Soli dentro luoghi incerti, dunque, i personaggi di Cecioni raccontano un’umanità sperduta, paralizzata e prigioniera. Redenta, però, da una pittura piena, che sa muoversi con grazia tra la potenza del gesto e la precisione del dettaglio. 

Paolo Cancelliere sfida i confini del corpo restituendo al visitatore una visione deformata, scomposta, fluttuante, immergendolo in spazi che si fanno di volta in volta mantello, guscio, abito, sipario, casa o prigione.

Il paesaggio fa da sfondo a una narrazione serrata, inquietante, animata da figure che appaiono e scompaiono nell’ombra; un racconto che prende spunto da pensieri, sogni, visioni, emozioni e che trova radici nel Cinquecento immaginifico di Hieronymus Bosch come nella grande stagione del Surrealismo.

Tra spunti mitologici e suggestioni bibliche, sulle tele di Cancelliere le figure inscenano danze aliene, fuggono una dall’altra o si corrono incontro come spinte da una forza che le trascende, planano su paesaggi spogli avvolte dentro gusci chiusi come baccelli, quasi fossero semi destinati ad attecchire sul terreno, si scambiano lettere oppure oggetti misteriosi come a rispondere a una ritualità che ci affascina proprio per il suo rivelarsi incomprensibile; e intanto intorno a loro, a guidarne i gesti o a legarne i destini, si snoda un nastro bianco e rosso come quello usato per segnalare un pericolo, delizioso nella sua incongruenza.

Claudio Magrassi si spinge oltre il corpo espandendolo nello spazio e proiettandolo fuori dai suoi confini come se fosse spinto da forze contrastanti che si affrontano: caos e ordine, carnalità e decoro. Ecco allora il Pope con la testa che slitta all’indietro in una sorta di scivolamento del pensiero verso strade pericolose o proibite. Ecco l’Ecce Homo, mortificazione di un corpo che alterna la verosimiglianza anatomica alla magrezza estenuata di gambe ridotte all’osso. E poi Korpo 798, non più umano, oramai, avendo perso ciò che ci contraddistingue: il cervello; eppure quel torso possente, armato di un solo braccio e che si tiene in bilico su un altro braccio, lungo e coriaceo, non ci dà l’idea di una creatura vulnerabile né della mutilazione, quanto di una forza cruda; forse cieca, perché priva di occhi, ma che possiamo sperare dotata di un cuore.

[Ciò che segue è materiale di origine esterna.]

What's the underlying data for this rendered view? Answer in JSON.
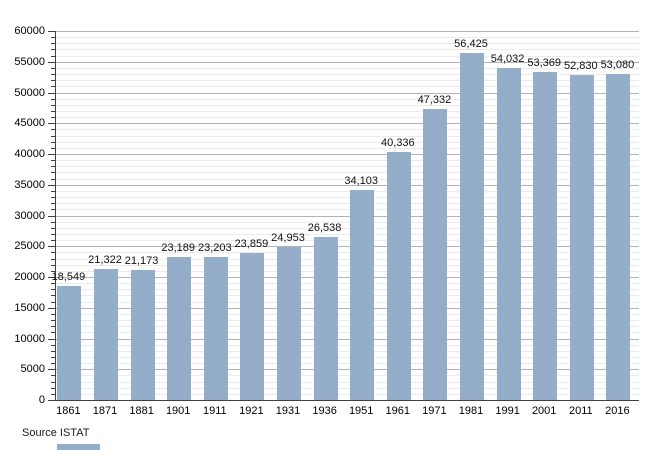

Capace di muoversi in equilibrio tra la grazia del riconoscibile e la terribilità dell’informe, Magrassi con le sue sculture isola e porta all’estremo una narrazione che lascia intrappolati tra incanto e angoscia. Come accade con Caniforme, bestia dal torso umano e dalla testa massiccia da insetto, a metà tra l’arma micidiale costruita attraverso una manipolazione genetica e lo spaventoso frutto dell’evoluzione che verrà.